Everyone knows that the worst part of parser-based IF is guess-the-verb puzzles. What Imperial Throne presupposes is – maybe it’s the best?
Admittedly, the setup here is fairly unique, and far afield from wrestling with medium dry-goods in an eccentric relative’s mansion. The game plops you down on the eponymous seat, placing you in command of a fantasy empire boasting rich provinces, inconsistently-competent generals, restive peasants, impious priests, and more rival powers than you can shake a stick at. From your exalted perch, you can examine all of the above and more, and ask your advisor to provide a bit of color commentary on them, but that’s about it in terms of traditional IF commands; trying to move about or take stuff just tells you that these things are unbecoming to and unnecessary for an emperor. There’s no ABOUT text to provide any direction, so what can you do? Just type stuff in and see if it’ll work.
And, thrillingly, there’s a lot of stuff that works. I cooed with happiness half a dozen times at seeing my ideas for governance accepted by the parser – I’m having to restrain myself from listing off half a dozen examples, but since this is a case where spoilers really do undercut the enjoyment the game offers, I’ll just note that one of my early priorities was establishing sumptuary taxes to support a shipbuilding program that I think made my foreign trade more lucrative. Yes, you can just type TAX SILK, and Imperial Throne will make that happen. At its best, the game manages to recapture the I-can-do-anything feeling experienced by the earliest players of parser games – I’m too young to have experienced that first-hand, but now I have a far greater appreciation for how impactful that must have been. Like, you can intervene in the capital’s culture, respond to crimes with punishments lenient and severe, balance class interests, and of course shuffle around troops to engage in great-power adventurism! And OK, I can’t help adding one more, though I’ll spoiler-block it: (Spoiler - click to show)BUILD BRIDGE ON LOCANUS will give a military advantage to your soldiers when they need to cross that river to retaliate against a neighboring kingdom’s raids!
The impact of all these decisions isn’t always clear – you’ll note that I only had a guess about what all those ships were accomplishing for me. While your emperor-o-vision lets you see the troops, leaders, and resources at your command, it provides only vague information about foreign policy or domestic unrest. Where a Civilization or Paradox strategy game would give you dials, charts, and numbers galore, Imperial Throne just gives you a sentence or two. This feels restrictive, but in a way that more authentically captures the experience of pre-modern rulership: this is a fantasy kingdom, but one without magic or other shortcuts that would allow a state to see or know things that historically required a significant bureaucracy and educational infrastructure. You get told that opening up the granaries to starving peasants softened a famine’s impacts and reduced unrest, but not that you lost 3 farmer populations and unrest notched own by 2, which helps keep the game’s mechanical underpinnings from showing through too baldly.

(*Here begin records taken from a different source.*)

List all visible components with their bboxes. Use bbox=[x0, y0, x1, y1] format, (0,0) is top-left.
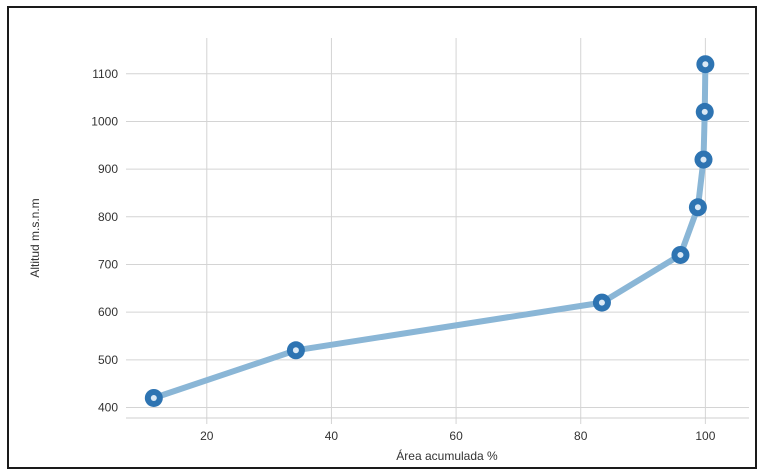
x-tick-label: 80 bbox=[574, 429, 588, 443]
y-tick-label: 800 bbox=[98, 210, 118, 224]
chart-frame: 20 40 60 80 100 400 500 600 700 800 900 1000 1100 Á… bbox=[7, 6, 757, 469]
x-tick-label: 100 bbox=[695, 429, 715, 443]
data-point-center bbox=[694, 204, 701, 211]
data-point-center bbox=[292, 347, 299, 354]
y-tick-label: 1100 bbox=[92, 67, 118, 81]
data-point-center bbox=[150, 394, 157, 401]
y-tick-label: 500 bbox=[98, 353, 118, 367]
x-tick-label: 40 bbox=[325, 429, 339, 443]
y-tick-label: 900 bbox=[98, 162, 118, 176]
x-axis-title: Área acumulada % bbox=[396, 448, 498, 463]
series-line bbox=[150, 61, 709, 401]
series bbox=[144, 55, 715, 407]
data-point-center bbox=[702, 61, 709, 68]
data-point-center bbox=[700, 156, 707, 163]
x-tick-label: 60 bbox=[449, 429, 463, 443]
line-chart: 20 40 60 80 100 400 500 600 700 800 900 1000 1100 Á… bbox=[28, 38, 749, 463]
y-tick-label: 1000 bbox=[91, 114, 118, 128]
data-point-center bbox=[701, 108, 708, 115]
x-tick-label: 20 bbox=[200, 429, 214, 443]
y-tick-label: 600 bbox=[98, 305, 118, 319]
y-axis-ticks: 400 500 600 700 800 900 1000 1100 bbox=[91, 67, 118, 415]
data-point-center bbox=[598, 299, 605, 306]
grid bbox=[126, 38, 749, 424]
data-point-center bbox=[677, 251, 684, 258]
x-axis-ticks: 20 40 60 80 100 bbox=[200, 429, 716, 443]
y-tick-label: 700 bbox=[98, 257, 118, 271]
y-tick-label: 400 bbox=[98, 401, 118, 415]
y-axis-title: Altitud m.s.n.m bbox=[28, 198, 42, 277]
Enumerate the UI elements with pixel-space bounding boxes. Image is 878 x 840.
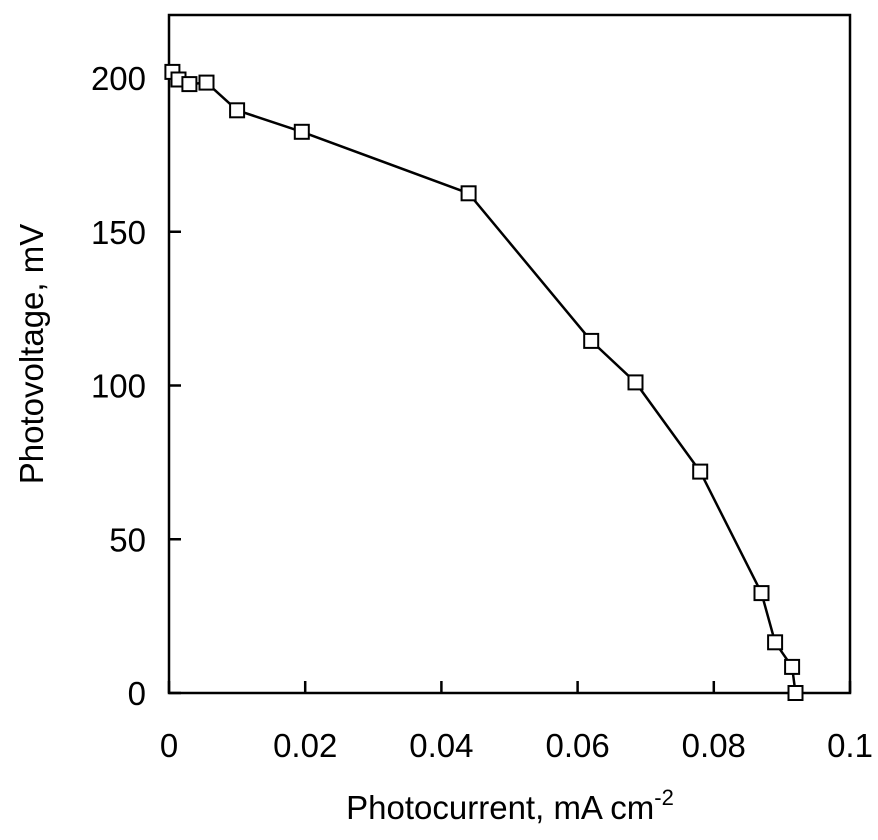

There are some rough edges and limitations, of course. The game’s opacity is a critical part of what makes it work, but it did lead to frustration when I couldn’t figure out the syntax to incorporate potatoes into my subsistence agriculture, and I was surprised that I couldn’t imprison a particular troublemaker, only execute him (all the more so when I saw that the walkthrough seemed to think that should have been possible, too). Keeping track of all the different made-up names of people, provinces, and kingdoms, is really difficult, since they’re all so much fantasy gobbledygook, and there are no built-in help features tracking this stuff, so you’d better have been taking good notes if you want to move a specific general to a specific place. And there are some minor bugs and a lack of polish; besides the aforementioned issues with imprisonment, X LABORERS got me a “runtime error: invalid comparison”, and a fair number of things just give the default “you see nothing unusual about them” response (even the potatoes, which had been brought back by an explorer returning from a far-off land!)
The biggest issue, though, is just that once the thrill of discovery wears off, there’s not much to keep the player engaged. After about 150 turns, I’d pretty much figured out what I could do, and while different events kept happening, they were mostly variations on what had come before, and the thing is playing a simple strategy game with a parser interface isn’t that intrinsically enjoyable. So when an ally I’d carefully cultivated suddenly turned on me after some domestic upheaval, I checked the walkthrough, saw that I’d uncovered like 90% of the possibility space, and decided I couldn’t be bothered laboriously shuffling troops around to fight off the invasion; I just hammered Z until the end game (joke’s on the betrayers, though, actually one of my generals took advantage of the chaos to get declared Emperor and toppled me after a brief civil war). But there’s no way to avoid that kind of come-down in a game built around experimentation – inevitably, you eventually run out of new stuff. But until that point arrives, Imperial Throne is a lovely little toy to mess around with, and I’m looking forward to reading other reviews to see what I might have missed.